Figure 8. Money, Goods, and Prices, 1945, https://www.nfb.ca/film/money-goods-and-prices/

Several innovations in animation techniques for pictograms prevent monotony in later works, for instance, in Providing Goods for you, which appeals to restraint in the consumption of civilian goods during wartime: The film attempts to explain the necessity for control through the connection between goods and the global economy rationally. The film begins in a store where people are shopping. Pictograms representing products are on display shelves, and in one scene, these pictograms are mapped in circles to specific global production areas (or raw material production areas). The rings are gathered to form a single flowing curve obstructed by enemy attacks, thus explaining the need for a United Nations wartime economic system. From the same perspective, Mutual Aid (1944) also deserves special mention. In this work, a moving ship drawn in three dimensions is transformed into an abstract arrow, then replaced by a continuous line. Such transformations are common as a general animation technique. Still, when applied to flat pictograms, the effect is almost magical and therefore cannot be found, for example, in Isotype animation.

The Road Ahead (1945) showcases various services for discharged soldiers’ rehabilitation before the war’s end. The film opens with scenes of fighter planes shooting and bombing and submarines firing torpedoes; it repeatedly depicts such scenes approaching the viewer so that the animation’s methodological motif is the zooming-in motion itself.

The rehabilitation program is sequenced according to a flow diagram with intersecting branches representing vocational training, compensation, etc. The flow diagram is drawn in perspective, gradually zooming-in with each turn. The road’s destination is the coast, but further, out to sea, the path widens; as the horizon becomes the round Earth, the path converges to the center. Finally, the diagram conveys the message that international cooperation after the war is the future’s goal. Thus, this is an interesting work that expresses an abstract flowchart in three dimensions using perspective and the chart’s development through the movement of the viewer’s gaze along the axis.
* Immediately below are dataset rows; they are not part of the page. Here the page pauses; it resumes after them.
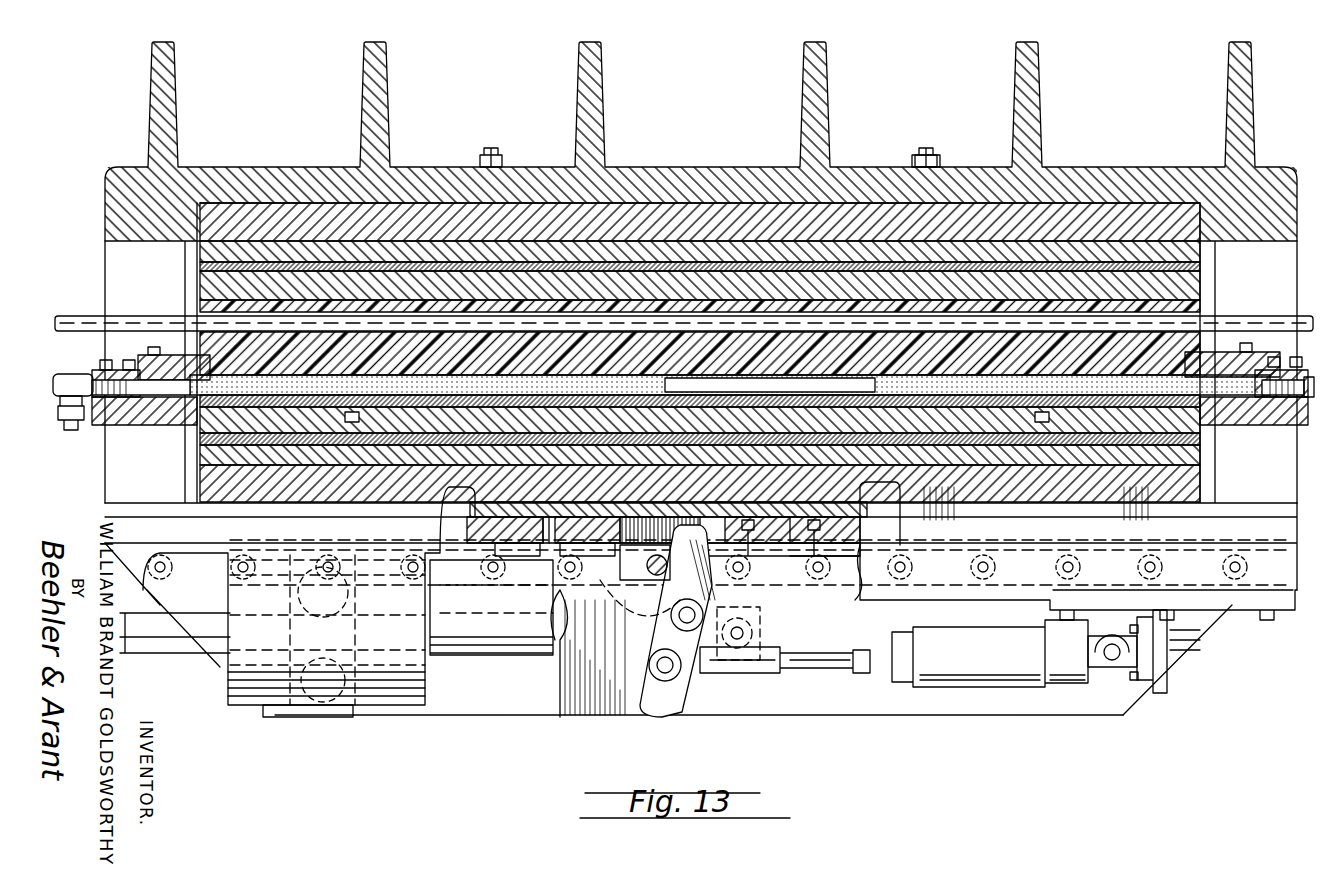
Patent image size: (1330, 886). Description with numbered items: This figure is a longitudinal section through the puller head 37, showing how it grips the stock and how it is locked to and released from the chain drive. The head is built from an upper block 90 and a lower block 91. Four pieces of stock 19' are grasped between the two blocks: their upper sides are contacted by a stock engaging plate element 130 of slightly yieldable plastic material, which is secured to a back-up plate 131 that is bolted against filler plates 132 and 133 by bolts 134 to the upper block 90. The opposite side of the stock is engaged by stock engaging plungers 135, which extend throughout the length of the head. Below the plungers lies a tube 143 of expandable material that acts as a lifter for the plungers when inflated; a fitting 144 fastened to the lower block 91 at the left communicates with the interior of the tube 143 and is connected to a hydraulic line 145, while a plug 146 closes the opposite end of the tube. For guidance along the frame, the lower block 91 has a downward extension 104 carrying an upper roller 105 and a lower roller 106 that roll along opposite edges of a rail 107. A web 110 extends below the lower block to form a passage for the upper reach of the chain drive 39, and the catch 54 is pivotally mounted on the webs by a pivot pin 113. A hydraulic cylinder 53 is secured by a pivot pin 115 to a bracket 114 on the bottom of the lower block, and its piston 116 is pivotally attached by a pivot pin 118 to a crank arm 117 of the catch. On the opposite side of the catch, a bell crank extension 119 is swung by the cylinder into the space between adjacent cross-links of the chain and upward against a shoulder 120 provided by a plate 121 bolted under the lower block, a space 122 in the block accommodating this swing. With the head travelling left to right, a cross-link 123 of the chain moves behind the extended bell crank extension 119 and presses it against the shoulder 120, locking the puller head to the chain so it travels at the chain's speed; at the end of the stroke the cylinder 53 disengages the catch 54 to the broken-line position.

The upper block 90 is at (1105, 174).
The filler plate 133 is at (325, 215).
The filler plate 132 is at (385, 250).
The back-up plate 131 is at (245, 287).
The stock engaging plate element 130 is at (1200, 305).
The stock 19' is at (678, 299).
The stock engaging plunger 135 is at (1185, 345).
The tube of expandable material 143 is at (250, 385).
The fitting 144 is at (62, 374).
The hydraulic line 145 is at (72, 428).
The plug 146 is at (1290, 405).
The bolt 134 is at (497, 152).
The puller head 37 is at (938, 126).
The lower block 91 is at (132, 415).
The space 122 is at (668, 515).
The lefthand web 110 is at (722, 551).
The upper roller 105 is at (290, 596).
The lower roller 106 is at (315, 718).
The downward extension 104 is at (372, 712).
The rail 107 is at (462, 678).
The shoulder 120 is at (712, 528).
The pivot pin 113 is at (671, 617).
The pivot pin 118 is at (651, 705).
The cross-link 123 is at (648, 568).
The bell crank extension 119 is at (715, 592).
The crank arm 117 is at (674, 712).
The catch 54 is at (620, 700).
The chain drive 39 is at (800, 580).
The plate 121 is at (825, 597).
The piston 116 is at (822, 670).
The hydraulic cylinder 53 is at (990, 653).
The pivot pin 115 is at (1112, 662).
The bracket 114 is at (1156, 693).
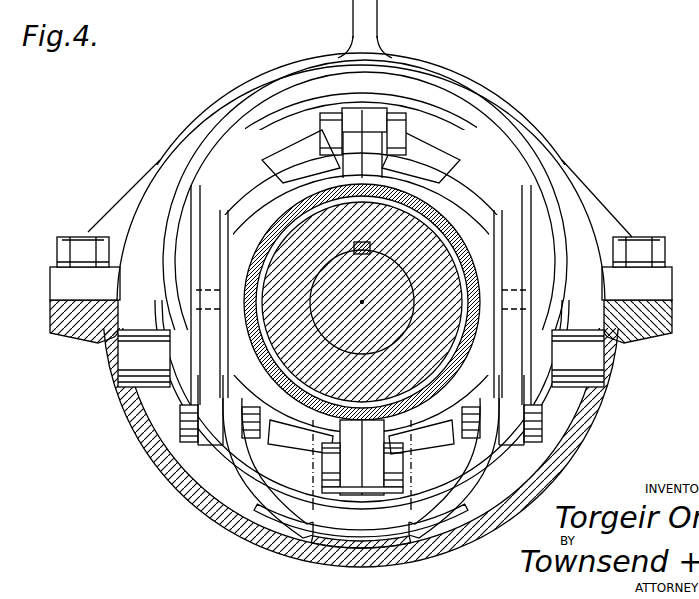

Summary Characteristics of Ragan’s Animation with Pictograms

The shift in Ragan’s production trend from narrative to conceptual discourse suggests that he focused on the latter: visualization of economic institutions. This can be explained in that many of Ragan’s New Deal charts deal with socioeconomic institutions, such as the WPA’s unemployment measures, especially workers’ compensation. On the other hand, Ragan’s entry into animation seems to have inevitably involved him in a competitive state of expression unique to the field. Ragan had demonstrated his strength in unparalleled expression of animation using pictograms, but similar attempts began to appear during the war. Around 1944, Ragan began producing works that incorporated live action and animation, which seem to express his growing awareness of pictograms’ limitations in animation.